Publikace na Matematicko-fyzikální fakulta |
2014

Tento text není v aktuálním jazyce dostupný. Zobrazuje se verze "en".Abstrakt

Recent development of intensity estimation for inhomogeneous spatial point processes with covariates suggests that kerneling in the covariate space is a competitive intensity estimation method for inhomogeneous Poisson processes. It is not known whether this advantageous performance is still valid when the points interact.

In the simplest common case, this happens, for example, when the objects presented as points have a spatial dimension. In this paper, kerneling in the covariate space is extended to Gibbs processes with covariates-dependent chemical activity and inhibitive interactions, and the performance of the approach is studied through extensive simulation experiments.

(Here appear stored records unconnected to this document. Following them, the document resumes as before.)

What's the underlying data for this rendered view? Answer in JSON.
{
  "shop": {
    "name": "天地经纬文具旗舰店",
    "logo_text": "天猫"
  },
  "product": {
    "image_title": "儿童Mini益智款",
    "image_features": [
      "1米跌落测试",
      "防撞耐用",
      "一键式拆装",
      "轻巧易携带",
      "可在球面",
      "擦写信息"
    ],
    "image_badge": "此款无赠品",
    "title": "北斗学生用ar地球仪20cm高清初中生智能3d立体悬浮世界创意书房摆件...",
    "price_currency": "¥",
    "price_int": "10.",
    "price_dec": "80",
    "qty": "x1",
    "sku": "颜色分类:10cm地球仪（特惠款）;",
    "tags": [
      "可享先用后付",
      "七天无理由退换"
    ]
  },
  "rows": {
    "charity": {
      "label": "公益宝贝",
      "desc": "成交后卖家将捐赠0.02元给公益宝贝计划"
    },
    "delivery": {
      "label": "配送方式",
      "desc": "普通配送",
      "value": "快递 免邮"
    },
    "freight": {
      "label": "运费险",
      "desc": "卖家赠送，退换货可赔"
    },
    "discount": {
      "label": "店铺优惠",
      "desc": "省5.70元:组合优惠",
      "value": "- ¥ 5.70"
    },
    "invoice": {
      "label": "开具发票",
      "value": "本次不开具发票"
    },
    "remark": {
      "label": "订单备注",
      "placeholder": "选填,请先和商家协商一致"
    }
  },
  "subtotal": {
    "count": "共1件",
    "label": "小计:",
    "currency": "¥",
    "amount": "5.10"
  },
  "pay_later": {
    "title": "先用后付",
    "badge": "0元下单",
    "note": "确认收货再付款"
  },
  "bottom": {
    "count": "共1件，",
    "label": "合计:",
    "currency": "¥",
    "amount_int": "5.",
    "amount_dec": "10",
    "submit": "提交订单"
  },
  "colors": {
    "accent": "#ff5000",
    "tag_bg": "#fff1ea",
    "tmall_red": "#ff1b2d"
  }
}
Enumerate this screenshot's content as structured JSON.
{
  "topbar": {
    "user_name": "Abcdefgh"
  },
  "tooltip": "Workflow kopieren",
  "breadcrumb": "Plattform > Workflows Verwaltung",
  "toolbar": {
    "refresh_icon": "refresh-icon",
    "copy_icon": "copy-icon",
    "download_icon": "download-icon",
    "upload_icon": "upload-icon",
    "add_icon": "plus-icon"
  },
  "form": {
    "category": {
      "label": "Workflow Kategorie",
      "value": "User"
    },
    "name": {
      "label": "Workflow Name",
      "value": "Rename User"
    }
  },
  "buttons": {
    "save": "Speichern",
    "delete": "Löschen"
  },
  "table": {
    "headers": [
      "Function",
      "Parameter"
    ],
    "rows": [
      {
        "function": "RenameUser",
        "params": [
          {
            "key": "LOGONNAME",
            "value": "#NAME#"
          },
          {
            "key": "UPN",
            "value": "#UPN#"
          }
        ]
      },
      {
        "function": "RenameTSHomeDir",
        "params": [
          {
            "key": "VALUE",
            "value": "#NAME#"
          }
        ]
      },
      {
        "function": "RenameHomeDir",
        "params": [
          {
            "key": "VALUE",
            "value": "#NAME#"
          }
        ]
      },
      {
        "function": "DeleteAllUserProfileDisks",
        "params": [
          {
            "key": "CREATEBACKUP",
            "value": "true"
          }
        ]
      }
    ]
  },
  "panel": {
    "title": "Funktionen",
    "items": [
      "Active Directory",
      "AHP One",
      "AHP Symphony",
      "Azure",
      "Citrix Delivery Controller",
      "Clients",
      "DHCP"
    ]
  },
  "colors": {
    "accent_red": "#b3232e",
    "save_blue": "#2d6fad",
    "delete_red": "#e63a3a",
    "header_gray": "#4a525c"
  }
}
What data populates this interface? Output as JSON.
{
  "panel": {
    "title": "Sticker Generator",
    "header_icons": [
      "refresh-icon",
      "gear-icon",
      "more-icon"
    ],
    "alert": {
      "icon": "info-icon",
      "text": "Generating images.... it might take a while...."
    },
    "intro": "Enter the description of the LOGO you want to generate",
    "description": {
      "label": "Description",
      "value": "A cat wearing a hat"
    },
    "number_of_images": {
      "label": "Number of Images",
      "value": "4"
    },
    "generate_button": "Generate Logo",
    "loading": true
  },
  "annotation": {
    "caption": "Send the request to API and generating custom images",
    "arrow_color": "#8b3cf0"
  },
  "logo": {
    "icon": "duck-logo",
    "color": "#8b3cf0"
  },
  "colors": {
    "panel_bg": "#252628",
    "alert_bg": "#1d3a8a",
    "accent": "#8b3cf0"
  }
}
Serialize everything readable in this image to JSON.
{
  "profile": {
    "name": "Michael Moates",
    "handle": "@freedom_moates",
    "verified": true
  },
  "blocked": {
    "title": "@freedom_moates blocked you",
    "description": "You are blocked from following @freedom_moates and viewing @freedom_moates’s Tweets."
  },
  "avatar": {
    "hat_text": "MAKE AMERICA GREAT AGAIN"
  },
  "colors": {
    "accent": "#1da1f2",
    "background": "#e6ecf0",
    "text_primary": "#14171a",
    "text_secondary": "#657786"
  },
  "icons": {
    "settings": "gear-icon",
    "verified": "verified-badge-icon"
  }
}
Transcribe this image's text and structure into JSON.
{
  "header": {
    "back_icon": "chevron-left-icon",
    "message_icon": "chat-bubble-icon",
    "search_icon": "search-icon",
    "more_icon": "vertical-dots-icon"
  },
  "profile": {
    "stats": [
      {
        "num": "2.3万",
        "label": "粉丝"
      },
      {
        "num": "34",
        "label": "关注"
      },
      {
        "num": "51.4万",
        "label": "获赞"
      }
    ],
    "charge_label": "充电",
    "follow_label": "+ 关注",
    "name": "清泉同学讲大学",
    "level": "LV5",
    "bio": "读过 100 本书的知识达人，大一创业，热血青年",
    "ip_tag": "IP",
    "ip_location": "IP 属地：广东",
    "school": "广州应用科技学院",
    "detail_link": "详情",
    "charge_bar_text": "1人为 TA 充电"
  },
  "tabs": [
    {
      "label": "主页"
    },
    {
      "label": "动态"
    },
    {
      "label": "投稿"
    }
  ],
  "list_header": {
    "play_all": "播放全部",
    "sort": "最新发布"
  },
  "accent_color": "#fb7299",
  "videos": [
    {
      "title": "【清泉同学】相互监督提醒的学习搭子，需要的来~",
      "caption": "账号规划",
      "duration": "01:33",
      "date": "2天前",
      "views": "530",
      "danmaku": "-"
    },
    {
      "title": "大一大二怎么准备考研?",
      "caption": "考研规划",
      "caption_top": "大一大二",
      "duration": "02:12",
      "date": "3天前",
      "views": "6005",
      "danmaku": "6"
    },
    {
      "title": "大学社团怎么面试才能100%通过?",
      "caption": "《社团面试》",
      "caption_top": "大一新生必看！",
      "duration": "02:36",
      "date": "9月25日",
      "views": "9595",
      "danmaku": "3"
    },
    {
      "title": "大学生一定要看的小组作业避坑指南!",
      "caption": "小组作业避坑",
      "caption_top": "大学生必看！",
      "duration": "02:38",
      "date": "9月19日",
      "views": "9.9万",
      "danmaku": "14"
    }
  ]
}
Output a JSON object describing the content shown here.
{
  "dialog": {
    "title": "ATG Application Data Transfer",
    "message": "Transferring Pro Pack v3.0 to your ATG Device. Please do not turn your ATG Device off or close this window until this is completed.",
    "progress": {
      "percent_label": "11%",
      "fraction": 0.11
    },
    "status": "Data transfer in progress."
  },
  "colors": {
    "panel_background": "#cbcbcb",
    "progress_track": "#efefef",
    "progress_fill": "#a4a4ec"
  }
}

It is demonstrated that under mild assumptions on the dependence of the intensity on covariates, this approach can provide better results than the classical nonparametric method based on local smoothing in the spatial domain. In comparison with the parametric pseudo-likelihood estimation, the nonparametric approach can be more accurate particularly when the dependence on covariates is weak or if there is uncertainty about the model or about the range of interactions.

An important supplementary task is the dimension reduction of the covariate space. It is shown that the techniques based on the inverse regression, previously applied to Cox processes, are useful even when the interactions are present.